Мы там первыми были.

— Господа! — поручик встал с койки. — А не сходить ли нам в баню? Помыться с дороги?

Господа предложение оценили. Спустя пару секунд палатка опустела.

— Вот и замечательно! — сказал Семен. — А то пить вдвоем неприлично, а на всех коньяка мало.

Он полез в вещевой мешок и достал из него серебряную флягу. Тряхнул ее над ухом.

— Где-то половина, — сообщил Андрею. — Трофей, в германском блиндаже взял. Хороший коньяк, французский.

Он свинтил с горлышка колпачок, который оказался стопкой, затем вытащил пробку.

Плеснул в колпачок светло-коричневой жидкости и протянул Андрею. Тот осторожно взял.

— За знакомство! — предложил приятелю.

— Ага! — согласился Семен. — За приятное.

Андрей выпил. Мягкая, ароматная жидкость пробежала по пищеводу и наполнила желудок теплом. Он вернул стопку Семену, который тут же плеснул в нее коньяка и, отсалютовав ею приятелю, выпил. Прислушавшись к ощущениям, удовлетворенно кивнул и снова налил.

— За победу! — предложил Андрей, взяв стопку.

— Непременно! — подтвердил Семен…

Коньяк они прикончили быстро, после чего закурили. Андрей табак не уважал, но приятель предложил папиросу и он не стал отказываться. Офицеры дымили и разговаривали.

Рассказали друг другу о себе: как пошли в армию, как воевали, за что наградили. Оказалось, что Семен, как и Андрей, заменил в бою погибшего командира роты и повел ее в атаку. Им удалось захватить укрепления германцев, понеся при этом незначительные потери. Семен выслал вперед солдат, которые подползли и забросали пулеметы противника гранатами.

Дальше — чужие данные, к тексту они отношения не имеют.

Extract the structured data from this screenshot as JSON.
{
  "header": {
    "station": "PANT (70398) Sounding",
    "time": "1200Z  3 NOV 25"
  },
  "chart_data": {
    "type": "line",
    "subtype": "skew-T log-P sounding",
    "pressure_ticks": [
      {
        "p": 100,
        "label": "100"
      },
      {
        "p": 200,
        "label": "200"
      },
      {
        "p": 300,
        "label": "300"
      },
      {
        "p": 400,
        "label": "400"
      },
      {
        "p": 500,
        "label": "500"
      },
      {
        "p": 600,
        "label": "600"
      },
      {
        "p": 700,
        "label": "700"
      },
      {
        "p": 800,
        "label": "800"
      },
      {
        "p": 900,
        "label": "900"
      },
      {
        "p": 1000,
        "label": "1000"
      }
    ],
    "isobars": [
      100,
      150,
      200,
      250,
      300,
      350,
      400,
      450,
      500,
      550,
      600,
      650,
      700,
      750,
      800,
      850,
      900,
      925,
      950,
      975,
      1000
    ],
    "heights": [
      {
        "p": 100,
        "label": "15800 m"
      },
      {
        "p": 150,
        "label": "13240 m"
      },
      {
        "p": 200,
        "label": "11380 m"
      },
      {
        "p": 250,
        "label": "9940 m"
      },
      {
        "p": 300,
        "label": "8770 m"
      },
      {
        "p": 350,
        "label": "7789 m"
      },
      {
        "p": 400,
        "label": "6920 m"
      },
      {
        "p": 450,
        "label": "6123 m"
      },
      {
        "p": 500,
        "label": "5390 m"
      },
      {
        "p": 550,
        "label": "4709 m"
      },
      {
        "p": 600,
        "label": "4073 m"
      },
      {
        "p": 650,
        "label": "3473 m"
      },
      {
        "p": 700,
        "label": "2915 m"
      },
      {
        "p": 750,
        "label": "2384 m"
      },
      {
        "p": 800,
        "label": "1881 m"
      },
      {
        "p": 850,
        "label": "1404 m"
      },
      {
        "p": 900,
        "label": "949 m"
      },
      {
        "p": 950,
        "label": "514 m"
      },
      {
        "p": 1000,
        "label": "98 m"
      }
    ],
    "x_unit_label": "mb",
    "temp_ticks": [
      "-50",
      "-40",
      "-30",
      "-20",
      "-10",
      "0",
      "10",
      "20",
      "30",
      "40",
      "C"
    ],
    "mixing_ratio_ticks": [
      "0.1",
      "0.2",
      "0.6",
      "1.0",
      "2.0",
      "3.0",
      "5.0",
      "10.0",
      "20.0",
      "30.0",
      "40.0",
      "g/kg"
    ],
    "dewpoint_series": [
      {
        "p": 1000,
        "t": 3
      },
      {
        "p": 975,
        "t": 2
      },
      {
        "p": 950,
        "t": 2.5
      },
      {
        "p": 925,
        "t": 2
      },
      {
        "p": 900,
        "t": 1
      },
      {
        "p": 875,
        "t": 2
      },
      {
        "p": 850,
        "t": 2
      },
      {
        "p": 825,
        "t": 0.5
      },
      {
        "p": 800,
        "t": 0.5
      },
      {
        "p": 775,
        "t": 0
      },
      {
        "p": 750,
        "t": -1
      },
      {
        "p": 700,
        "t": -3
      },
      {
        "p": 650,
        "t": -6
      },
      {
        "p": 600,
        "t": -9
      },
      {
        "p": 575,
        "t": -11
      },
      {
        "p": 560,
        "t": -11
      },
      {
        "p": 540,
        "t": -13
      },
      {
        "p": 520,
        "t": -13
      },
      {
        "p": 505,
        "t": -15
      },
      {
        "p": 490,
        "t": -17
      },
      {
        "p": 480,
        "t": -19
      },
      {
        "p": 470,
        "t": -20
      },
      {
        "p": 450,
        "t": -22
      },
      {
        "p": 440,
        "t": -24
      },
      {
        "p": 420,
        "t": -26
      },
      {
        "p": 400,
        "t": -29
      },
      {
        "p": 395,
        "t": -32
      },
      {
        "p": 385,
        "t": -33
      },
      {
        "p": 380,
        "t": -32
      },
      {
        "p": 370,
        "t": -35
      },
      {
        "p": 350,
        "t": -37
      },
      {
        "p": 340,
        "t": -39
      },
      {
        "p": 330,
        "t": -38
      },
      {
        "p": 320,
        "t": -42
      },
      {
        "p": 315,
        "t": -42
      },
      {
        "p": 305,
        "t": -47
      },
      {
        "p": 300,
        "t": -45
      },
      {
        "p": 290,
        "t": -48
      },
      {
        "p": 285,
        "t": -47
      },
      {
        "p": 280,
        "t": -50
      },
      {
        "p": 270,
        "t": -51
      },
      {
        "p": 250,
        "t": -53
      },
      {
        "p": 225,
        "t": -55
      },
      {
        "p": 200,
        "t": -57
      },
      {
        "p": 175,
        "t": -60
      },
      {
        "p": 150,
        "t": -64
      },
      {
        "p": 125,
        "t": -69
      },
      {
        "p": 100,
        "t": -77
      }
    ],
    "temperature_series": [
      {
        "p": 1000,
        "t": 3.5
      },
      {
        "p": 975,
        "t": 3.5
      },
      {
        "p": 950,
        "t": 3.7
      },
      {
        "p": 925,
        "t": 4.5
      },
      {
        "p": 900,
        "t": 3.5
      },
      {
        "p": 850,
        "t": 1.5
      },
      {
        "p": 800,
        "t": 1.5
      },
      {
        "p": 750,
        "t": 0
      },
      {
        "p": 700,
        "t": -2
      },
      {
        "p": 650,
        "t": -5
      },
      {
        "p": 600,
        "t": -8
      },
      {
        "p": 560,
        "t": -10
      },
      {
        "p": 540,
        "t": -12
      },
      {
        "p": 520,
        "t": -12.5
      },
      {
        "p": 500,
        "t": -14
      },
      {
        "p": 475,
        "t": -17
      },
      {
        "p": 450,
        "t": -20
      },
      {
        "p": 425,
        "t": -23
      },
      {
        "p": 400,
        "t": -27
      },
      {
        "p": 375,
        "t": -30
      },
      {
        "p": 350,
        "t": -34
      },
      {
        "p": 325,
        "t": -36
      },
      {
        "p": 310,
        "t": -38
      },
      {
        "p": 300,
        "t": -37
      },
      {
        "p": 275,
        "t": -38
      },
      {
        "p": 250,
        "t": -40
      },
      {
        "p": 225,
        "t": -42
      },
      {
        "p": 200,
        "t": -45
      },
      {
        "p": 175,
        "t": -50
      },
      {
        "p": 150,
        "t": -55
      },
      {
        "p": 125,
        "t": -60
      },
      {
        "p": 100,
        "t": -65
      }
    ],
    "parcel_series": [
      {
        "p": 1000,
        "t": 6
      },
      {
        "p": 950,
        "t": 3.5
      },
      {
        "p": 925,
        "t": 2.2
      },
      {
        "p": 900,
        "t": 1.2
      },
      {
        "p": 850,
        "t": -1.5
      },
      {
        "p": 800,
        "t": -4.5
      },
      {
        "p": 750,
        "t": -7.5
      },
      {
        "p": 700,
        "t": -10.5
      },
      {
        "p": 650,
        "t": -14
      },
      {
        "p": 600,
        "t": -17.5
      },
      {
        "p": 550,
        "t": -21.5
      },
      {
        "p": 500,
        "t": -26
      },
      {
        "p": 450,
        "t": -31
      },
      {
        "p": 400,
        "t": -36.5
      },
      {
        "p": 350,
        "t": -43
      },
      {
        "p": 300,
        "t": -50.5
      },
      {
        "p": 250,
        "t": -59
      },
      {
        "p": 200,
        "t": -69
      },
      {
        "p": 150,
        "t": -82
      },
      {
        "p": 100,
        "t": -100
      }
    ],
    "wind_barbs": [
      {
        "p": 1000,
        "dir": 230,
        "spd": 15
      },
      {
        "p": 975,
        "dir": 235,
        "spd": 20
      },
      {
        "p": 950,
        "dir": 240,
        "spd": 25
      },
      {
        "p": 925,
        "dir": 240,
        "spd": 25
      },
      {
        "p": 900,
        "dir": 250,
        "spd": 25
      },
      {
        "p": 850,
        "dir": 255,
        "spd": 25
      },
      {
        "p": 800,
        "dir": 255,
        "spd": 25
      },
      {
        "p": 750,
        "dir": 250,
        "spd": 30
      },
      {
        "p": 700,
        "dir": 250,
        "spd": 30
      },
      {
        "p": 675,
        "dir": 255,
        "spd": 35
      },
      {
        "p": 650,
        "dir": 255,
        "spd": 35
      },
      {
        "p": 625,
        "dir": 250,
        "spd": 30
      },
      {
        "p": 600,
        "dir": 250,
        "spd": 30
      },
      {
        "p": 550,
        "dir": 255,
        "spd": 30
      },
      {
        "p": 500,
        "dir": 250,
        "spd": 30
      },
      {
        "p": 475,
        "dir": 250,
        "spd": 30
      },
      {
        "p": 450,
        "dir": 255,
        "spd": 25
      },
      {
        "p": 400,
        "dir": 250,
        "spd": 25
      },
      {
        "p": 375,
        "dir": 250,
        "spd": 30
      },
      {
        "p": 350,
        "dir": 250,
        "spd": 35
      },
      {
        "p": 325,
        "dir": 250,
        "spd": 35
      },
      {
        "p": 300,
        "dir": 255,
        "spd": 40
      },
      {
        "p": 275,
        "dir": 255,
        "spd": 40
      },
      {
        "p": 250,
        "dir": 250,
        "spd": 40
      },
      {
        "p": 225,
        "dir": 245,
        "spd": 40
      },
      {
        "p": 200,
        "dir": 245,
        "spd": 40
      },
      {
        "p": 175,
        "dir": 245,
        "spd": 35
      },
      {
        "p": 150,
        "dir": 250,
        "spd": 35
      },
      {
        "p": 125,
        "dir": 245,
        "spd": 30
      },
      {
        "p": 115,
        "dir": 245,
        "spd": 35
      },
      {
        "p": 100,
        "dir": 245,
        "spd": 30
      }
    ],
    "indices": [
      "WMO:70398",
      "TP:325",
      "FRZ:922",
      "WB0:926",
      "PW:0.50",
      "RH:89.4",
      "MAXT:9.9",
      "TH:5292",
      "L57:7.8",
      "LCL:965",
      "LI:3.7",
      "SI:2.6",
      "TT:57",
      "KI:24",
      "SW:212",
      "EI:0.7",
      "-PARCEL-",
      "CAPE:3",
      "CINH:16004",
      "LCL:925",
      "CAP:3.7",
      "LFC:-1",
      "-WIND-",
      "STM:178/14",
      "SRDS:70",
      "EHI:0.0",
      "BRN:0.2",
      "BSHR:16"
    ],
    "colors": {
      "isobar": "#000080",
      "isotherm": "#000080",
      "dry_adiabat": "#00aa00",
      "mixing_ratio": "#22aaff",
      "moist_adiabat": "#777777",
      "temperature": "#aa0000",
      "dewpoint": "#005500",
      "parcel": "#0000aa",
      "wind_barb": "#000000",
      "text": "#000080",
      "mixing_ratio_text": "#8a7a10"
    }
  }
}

Остальные в это время поддерживали их огнем. Дальше — просто. Броском — вперед и рукопашная в траншее.

— Нас так учили, — объяснил Андрею. _ Не переть дуром на пулеметы, а первым делом уничтожить их.

— Ая попер, — вздохнул Синицын. — Нас так не учили. Потери были большими.

— Потому у тебя и медаль, а не орден, — сказал Семен. — Слышал, что есть негласное указание. Орденами награждать тех, кто добился успеха, сохранив по возможности людей.

Раньше было наоборот: чем больше потери, тем выше награда[32].

— Умнеем, — заключил Андрей.

— Война быстро учит, — согласился Семен. — Как вспомню, с чего начинали…

Они пустились в воспоминания. Говорили, перебивая друг друга, и увлеклись настолько, что не заметили, как в палатку стали входить сожители в новеньких мундирах. Привело их в чувство насмешливое замечание поручика со шрамом:

— Бойцы вспоминают минувшие дни и битвы, где вместе рубились они[33].